All Is Not Forgotten

*

Charlotte had trouble speaking about that afternoon. But, one morning, after I had found my way around the barricade, she gathered herself and managed to convey the following: Bob was a hero when we found Jenny bleeding in that bathroom. I told him to leave after I called for help, but he refused. He didn’t care. In that moment, I saw a man no one else sees. He may be greedy and whatever else people say, but he risked everything to save my child. He ripped a towel in half, slid it around her wrist. He told me to grab an end and pull. The towel was thick, and it was hard to get it tight. He screamed at me, “Pull!” and I did and finally it was tight and he made a knot. We did the same to the other wrist. God, we were both covered in blood. Soaked in it. My feet were slipping on the floor. When we had done both wrists, I called 911. I told him to leave but he refused. I cradled her head in my lap. I started to cry, not like before with the screaming cries, but just tears, you know? Bob was crying as well. He looked from my face to Jenny’s face, back and forth like he didn’t know which one was causing him more pain. He stroked Jenny’s face and then he looked at me and stayed looking. He said, “You listen to me! She is going to make it! Do you hear me? She will!” We heard the sirens coming. I yelled at him again to leave. I begged him. He kept saying “No!” but finally he understood. I didn’t care about his career or his wife or his reputation. All I cared about at that moment was Jenny and my family. He could not be there when the police arrived. He cried harder as he stood up, stepping around the blood. “I love you,” he said. And then he left.

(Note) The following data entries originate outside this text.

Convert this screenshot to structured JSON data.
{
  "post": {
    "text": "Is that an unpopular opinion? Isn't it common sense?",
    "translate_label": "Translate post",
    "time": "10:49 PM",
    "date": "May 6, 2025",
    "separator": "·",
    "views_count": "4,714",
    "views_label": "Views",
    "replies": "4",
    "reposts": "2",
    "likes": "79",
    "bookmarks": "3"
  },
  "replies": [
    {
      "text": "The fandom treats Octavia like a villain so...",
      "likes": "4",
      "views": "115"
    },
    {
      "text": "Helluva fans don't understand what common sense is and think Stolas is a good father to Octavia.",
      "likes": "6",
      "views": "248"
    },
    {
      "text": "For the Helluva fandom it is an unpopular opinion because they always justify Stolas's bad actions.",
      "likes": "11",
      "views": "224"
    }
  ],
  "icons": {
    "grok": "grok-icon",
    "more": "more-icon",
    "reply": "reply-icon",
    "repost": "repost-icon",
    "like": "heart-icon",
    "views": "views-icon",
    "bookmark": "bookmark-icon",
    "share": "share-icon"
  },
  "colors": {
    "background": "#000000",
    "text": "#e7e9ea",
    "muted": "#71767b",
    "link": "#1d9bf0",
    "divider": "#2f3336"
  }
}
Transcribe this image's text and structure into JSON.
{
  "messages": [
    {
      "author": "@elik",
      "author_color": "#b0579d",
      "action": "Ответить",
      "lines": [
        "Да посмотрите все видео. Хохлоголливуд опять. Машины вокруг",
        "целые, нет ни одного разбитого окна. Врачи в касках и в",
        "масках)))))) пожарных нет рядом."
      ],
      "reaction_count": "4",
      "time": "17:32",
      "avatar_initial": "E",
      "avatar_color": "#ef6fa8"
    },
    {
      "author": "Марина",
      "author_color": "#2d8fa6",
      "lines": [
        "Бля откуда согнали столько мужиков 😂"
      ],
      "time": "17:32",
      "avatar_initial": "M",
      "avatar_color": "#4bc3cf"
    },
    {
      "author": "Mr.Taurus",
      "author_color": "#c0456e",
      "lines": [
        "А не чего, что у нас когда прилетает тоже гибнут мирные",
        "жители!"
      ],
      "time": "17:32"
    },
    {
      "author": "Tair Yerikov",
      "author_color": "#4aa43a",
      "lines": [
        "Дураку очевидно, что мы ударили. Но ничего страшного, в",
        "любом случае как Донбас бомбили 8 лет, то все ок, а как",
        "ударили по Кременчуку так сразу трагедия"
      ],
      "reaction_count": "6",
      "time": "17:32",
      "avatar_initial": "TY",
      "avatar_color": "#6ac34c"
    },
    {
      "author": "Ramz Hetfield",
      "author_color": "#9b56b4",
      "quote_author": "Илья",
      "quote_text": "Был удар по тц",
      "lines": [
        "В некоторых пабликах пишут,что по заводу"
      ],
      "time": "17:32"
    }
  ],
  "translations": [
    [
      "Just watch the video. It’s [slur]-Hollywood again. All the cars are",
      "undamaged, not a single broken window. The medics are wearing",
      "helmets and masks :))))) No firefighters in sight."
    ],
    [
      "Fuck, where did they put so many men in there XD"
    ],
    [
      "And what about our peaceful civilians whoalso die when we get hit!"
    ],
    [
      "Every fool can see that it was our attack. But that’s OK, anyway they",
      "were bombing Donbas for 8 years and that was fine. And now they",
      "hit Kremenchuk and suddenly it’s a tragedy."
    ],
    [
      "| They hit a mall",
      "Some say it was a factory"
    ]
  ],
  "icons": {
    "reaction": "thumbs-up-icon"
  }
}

Jenny did survive. And that is where I come in.





Chapter Seven

My name is Dr. Alan Forrester. I am a psychiatrist. In case you are unaware of the various credentials that exist among mental health professionals, I am the kind that went to medical school. I am a medical doctor, an M.D., graduated from Johns Hopkins University summa cum laude. I completed my residency at the New York–Presbyterian University Hospital of Columbia and Cornell. In my twenty-two years of practice, I have received numerous awards and distinctions, but I find no sanctuary in paper certificates, the kind you have undoubtedly seen hanging on the walls of your own doctors’ offices. Cream stock, Latin words written in calligraphy. Fine wooden frames. They remind me of the trophies my son used to collect after each sports season. Cheap and reflective of nothing more than the need to secure future enrollments. Nothing attracts customers like the promise of an award. They are advertisements, and those who display them publicly are nothing more than human billboards.

Mine is a profession of constant challenges. Whatever has been achieved is, by definition, in the past, and it will likely have no bearing on the successful treatment of the next patient who walks through my door. Yes, it is true that experience makes us better at our various trades, and mine is no different. I am certainly a more capable diagnostician now than I was at the start of my career. But I have found that the diagnosis is the easy part. It’s the treatment—the careful, balanced, meticulous management of pills and therapy—that poses the most significant challenges and requires as much humility as skill. Every brain is different. And so must be every course of therapy. I never presume to know what will work. And by “work” I mean help, because that is what we aim to achieve—the helping of a human being to escape the pain inflicted by his own mind.

You may conclude me a braggart, but I have been successful in helping every one of my patients with a single exception. This has been true in both my private practice at 85 Cherry Street in Fairview as well as my more gritty work at the men’s correctional facility in Somers.